In [1]:
from tensorflow import keras
keras.__version__

'2.2.4-tf'

In [2]:
import tensorflow as tf   #tf 2.0 GPU error 해결법
gpu_options = tf.compat.v1.GPUOptions(per_process_gpu_memory_fraction=0.7)

sess = tf.compat.v1.Session(config=tf.compat.v1.ConfigProto(gpu_options=gpu_options))

# LSTM으로 텍스트 생성하기

이 노트북은 [케라스 창시자에게 배우는 딥러닝](https://tensorflow.blog/deep-learning-with-python/) 책의 8장 1절의 코드 예제입니다. 책에는 더 많은 내용과 그림이 있습니다. 이 노트북에는 소스 코드에 관련된 설명만 포함합니다. 이 노트북의 설명은 케라스 버전 2.2.2에 맞추어져 있습니다. 케라스 최신 버전이 릴리스되면 노트북을 다시 테스트하기 때문에 설명과 코드의 결과가 조금 다를 수 있습니다.

----

[...]

## 글자 수준의 LSTM 텍스트 생성 모델 구현

이런 아이디어를 케라스로 구현해 보죠. 먼저 언어 모델을 학습하기 위해 많은 텍스트 데이터가 필요합니다. 위키피디아나 반지의 제왕처럼 아주 큰 텍스트 파일이나 텍스트 파일의 묶음을 사용할 수 있습니다. 이 예에서는 19세기 후반 독일의 철학자 니체의 글을 사용하겠습니다(영어로 번역된 글입니다). 학습할 언어 모델은 일반적인 영어 모델이 아니라 니체의 문체와 특정 주제를 따르는 모델일 것입니다.

## 데이터 전처리

먼저 말뭉치를 다운로드하고 소문자로 바꿉니다:

In [3]:
from tensorflow import keras
import numpy as np

path = keras.utils.get_file(
    'nietzsche.txt',
    origin='https://s3.amazonaws.com/text-datasets/nietzsche.txt')
text = open(path).read().lower()
print('말뭉치 크기:', len(text))

말뭉치 크기: 600893


In [4]:
type(text)

str

그 다음 `maxlen` 길이를 가진 시퀀스를 중복하여 추출합니다. 추출된 시퀀스를 원-핫 인코딩으로 변환하고 크기가 `(sequences, maxlen, unique_characters)`인 3D 넘파이 배열 `x`로 합칩니다. 동시에 훈련 샘플에 상응하는 타깃을 담은 배열 `y`를 준비합니다. 타깃은 추출된 시퀀스 다음에 오는 원-핫 인코딩된 글자입니다.

In [5]:
# 60개 글자로 된 시퀀스를 추출합니다.
maxlen = 60

# 세 글자씩 건너 뛰면서 새로운 시퀀스를 샘플링합니다.
step = 3

# 추출한 시퀀스를 담을 리스트
sentences = []

# 타깃(시퀀스 다음 글자)을 담을 리스트
next_chars = []

for i in range(0, len(text) - maxlen, step):
    sentences.append(text[i: i + maxlen])
    next_chars.append(text[i + maxlen])
print('시퀀스 개수:', len(sentences))

# 말뭉치에서 고유한 글자를 담은 리스트
chars = sorted(list(set(text)))
print('고유한 글자:', len(chars))
# chars 리스트에 있는 글자와 글자의 인덱스를 매핑한 딕셔너리
char_indices = dict((char, chars.index(char)) for char in chars)
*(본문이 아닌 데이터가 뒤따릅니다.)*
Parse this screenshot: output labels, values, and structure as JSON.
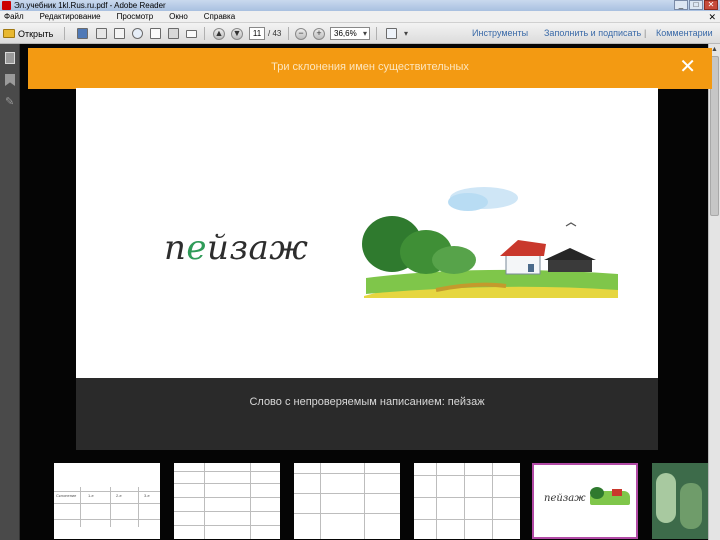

# 글자를 원-핫 인코딩하여 0과 1의 이진 배열로 바꿉니다.
print('벡터화...')
x = np.zeros((len(sentences), maxlen, len(chars)), dtype=np.bool)
y = np.zeros((len(sentences), len(chars)), dtype=np.bool)
for i, sentence in enumerate(sentences):
    for t, char in enumerate(sentence):
        x[i, t, char_indices[char]] = 1
    y[i, char_indices[next_chars[i]]] = 1

시퀀스 개수: 200278
고유한 글자: 58
벡터화...


## 네트워크 구성

이 네트워크는 하나의 `LSTM` 층과 그 뒤에 `Dense` 분류기가 뒤따릅니다. 분류기는 가능한 모든 글자에 대한 소프트맥스 출력을 만듭니다. 순환 신경망이 시퀀스 데이터를 생성하는 유일한 방법은 아닙니다. 최근에는 1D 컨브넷도 이런 작업에 아주 잘 들어 맞는다는 것이 밝혀졌습니다.

In [6]:
from tensorflow.keras import layers

model = keras.models.Sequential()
model.add(layers.LSTM(128, input_shape=(maxlen, len(chars))))
model.add(layers.Dense(len(chars), activation='softmax'))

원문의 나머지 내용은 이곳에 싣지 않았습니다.